Dass die Privateisenbahn ein Erfolg würde, war keineswegs ausgemacht, wie der Misserfolg der Aktiengesellschaft Maschinenfabrik Kirchheim wenige Jahre später zeigt. Am 28. November 1862 konnte Schüle die Zeichnung von 408 Aktien bekannt geben. Insgesamt erreichte der bürgerliche Finanzierungsanteil 64 Prozent der Investitionssumme. Den verbleibenden Rest von 60 000 Gulden gewährte der Kronprinz zu niedriger Verzinsung. Am 18. Dezember hatten er und seine Mutter, Königin Pauline, dem Komitee eine Audienz gewährt. Beide waren, anders als der König, dem Projekt sehr zugetan und stellten jede Förderung in Aussicht.

Am 5. März 1863 kam es zur konstituierenden Generalversammlung einer „Aktiengesellschaft zum Behuf der Erbauung und des Betriebs einer Eisenbahn zwischen der Stadt Kirchheim (Teck) und der Staatseisenbahnstation Unterboihingen“. Am 12. August folgte die Konzessionserteilung und am 8. März der erste Spatenstich. Der Erwerb der benötigten Grundstücke wurde nach den Grundsätzen der Staatsverwaltung behandelt und mit Hilfe von sachverständigen Schätzern vollzogen. Bei 15 Kaufverträgen gab es Meinungsverschiedenheiten, 14 konnten gütlich erledigt werden. Ein Fall, ein im Weg stehendes Haus mit Scheuer, wurde der Königlichen Eisenbahnkommission zur Entscheidung vorgelegt. Sie legte die Entschädigungssumme fest, und das fragliche Gebäude wurde in wenigen Tagen abgebrochen. In unglaublich kurzer Zeit waren Grunderwerb und Bau erfolgt: Bereits am 20. September 1864 wurde die 22 000 Fuß oder 6,26 Kilometer lange Bahn mit einem „pompösen“ Stadtfest eröffnet. Bürgerlicher Wagemut hatte über bürokratische Bedenken und obrigkeitlichen Widerstand gesiegt.

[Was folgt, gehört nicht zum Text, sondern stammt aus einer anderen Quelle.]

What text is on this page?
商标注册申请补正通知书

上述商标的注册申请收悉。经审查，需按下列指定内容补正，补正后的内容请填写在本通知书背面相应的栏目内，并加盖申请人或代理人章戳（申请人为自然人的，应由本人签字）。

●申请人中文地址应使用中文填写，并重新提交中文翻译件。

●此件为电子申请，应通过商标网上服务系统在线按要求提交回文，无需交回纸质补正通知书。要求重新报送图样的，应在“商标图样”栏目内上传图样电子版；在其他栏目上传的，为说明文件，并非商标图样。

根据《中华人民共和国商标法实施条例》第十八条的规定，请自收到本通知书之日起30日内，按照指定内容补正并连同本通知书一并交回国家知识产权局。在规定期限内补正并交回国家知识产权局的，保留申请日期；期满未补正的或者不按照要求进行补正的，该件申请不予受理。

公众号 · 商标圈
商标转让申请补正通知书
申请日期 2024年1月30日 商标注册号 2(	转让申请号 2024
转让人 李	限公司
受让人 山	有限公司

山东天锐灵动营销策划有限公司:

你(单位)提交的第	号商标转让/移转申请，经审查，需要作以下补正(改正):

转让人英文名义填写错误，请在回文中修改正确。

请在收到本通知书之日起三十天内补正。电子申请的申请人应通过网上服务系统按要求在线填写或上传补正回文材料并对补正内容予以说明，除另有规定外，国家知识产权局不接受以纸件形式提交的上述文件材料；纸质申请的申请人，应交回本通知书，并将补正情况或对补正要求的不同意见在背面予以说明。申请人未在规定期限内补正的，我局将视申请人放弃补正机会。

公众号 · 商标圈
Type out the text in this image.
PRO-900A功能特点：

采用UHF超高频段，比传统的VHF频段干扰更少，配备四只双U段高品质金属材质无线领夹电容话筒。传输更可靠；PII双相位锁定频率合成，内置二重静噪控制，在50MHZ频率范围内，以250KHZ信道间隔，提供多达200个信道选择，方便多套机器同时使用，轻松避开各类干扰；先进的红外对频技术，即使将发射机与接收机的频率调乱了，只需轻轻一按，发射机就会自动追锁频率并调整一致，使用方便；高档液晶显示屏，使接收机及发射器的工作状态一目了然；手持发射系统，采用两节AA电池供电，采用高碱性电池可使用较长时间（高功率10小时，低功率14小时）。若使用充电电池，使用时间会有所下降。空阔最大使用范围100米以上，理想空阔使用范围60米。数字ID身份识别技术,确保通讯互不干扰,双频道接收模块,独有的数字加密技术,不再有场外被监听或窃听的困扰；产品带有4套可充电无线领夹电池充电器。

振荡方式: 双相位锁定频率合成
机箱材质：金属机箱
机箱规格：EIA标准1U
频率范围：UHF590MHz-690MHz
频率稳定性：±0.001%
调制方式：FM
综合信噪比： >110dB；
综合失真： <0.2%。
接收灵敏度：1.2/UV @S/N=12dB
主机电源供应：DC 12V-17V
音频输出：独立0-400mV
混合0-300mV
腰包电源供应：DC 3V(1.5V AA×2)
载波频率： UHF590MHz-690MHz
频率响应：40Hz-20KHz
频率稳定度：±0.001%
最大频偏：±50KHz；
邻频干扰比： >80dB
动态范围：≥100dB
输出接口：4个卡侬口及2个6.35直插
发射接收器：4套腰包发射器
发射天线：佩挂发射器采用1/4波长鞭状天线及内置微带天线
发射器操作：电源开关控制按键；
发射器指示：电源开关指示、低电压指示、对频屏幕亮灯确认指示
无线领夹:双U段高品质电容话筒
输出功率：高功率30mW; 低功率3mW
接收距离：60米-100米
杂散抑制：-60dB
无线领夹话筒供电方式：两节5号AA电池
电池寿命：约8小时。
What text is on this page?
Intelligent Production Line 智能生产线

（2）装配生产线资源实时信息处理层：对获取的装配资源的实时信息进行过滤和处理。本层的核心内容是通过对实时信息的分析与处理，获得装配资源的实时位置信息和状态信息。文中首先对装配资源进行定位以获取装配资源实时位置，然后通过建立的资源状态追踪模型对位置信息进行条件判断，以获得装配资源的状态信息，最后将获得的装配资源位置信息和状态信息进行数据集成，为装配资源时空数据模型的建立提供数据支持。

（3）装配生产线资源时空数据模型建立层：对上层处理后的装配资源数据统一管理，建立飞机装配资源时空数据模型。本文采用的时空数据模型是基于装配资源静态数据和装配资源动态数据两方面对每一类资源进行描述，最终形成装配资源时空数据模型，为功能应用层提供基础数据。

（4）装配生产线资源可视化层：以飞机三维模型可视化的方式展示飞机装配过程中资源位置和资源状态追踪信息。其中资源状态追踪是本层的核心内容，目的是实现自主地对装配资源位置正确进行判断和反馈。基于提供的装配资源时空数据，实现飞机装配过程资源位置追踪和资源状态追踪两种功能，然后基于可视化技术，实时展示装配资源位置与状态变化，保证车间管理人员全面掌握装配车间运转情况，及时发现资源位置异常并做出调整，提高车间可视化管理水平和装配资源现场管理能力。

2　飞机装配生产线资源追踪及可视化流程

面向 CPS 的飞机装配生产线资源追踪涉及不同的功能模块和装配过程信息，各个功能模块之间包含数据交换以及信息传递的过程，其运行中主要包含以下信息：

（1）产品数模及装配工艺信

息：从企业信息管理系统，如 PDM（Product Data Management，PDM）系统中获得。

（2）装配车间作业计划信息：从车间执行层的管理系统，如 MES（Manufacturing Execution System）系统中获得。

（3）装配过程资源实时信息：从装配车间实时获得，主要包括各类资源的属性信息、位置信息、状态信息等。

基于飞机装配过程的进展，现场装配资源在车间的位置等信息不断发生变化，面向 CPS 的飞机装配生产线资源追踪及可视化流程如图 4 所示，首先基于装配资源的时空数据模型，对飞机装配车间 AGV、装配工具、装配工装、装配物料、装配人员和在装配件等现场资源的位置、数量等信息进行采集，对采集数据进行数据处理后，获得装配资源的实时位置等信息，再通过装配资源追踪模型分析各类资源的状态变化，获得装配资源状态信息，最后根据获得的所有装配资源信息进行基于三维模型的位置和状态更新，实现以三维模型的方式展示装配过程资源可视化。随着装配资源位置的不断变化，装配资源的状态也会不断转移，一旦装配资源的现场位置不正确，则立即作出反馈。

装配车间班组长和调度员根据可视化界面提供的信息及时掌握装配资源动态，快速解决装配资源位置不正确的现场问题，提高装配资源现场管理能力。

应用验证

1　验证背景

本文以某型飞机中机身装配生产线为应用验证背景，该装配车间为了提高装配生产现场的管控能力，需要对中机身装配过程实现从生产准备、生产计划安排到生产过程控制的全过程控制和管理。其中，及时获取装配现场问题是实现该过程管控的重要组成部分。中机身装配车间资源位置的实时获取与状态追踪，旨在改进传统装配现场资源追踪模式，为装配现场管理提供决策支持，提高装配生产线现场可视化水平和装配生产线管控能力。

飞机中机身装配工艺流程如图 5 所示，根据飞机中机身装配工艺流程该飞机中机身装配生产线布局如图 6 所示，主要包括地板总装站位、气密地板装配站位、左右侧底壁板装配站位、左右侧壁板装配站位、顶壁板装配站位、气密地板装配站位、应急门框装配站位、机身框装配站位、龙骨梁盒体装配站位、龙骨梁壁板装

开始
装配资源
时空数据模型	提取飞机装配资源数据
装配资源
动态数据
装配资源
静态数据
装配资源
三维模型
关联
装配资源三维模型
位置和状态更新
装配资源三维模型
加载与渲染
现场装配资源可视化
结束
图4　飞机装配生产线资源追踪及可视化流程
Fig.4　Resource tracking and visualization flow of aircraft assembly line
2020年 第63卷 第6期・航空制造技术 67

Der Eisenbahnbetrieb wurde programmgemäß aufgenommen, das Bahnhofsgebäude fertiggestellt. Die von der Cannstatter Firma Decker gebaute Drehscheibe im Bahnhofsgelände bestand ihre Belastungsprobe mit Bravour, ebenso die von der Dettinger Firma Traub gefertigte eiserne Brücke über die Lauter beim „Löwen“, in der „Eisenbahnstraße“. Das Gutachten der „Zentralstelle“ hatte schon den Modellcharakter des Kirchheimer Eisenbahnprojekts betont. In der Tat blickte man in den benachbarten Seitentälern mit großem Interesse auf das Erfolgsmodell Kirchheim. Aber bei keiner der dort angestrebten Seitenlinien, weder im Neuffener Tal noch im Erms- oder Echaztal, gelang es, mit einem so großen bürgerlichen Finanzierungsanteil das Projekt zu verwirklichen.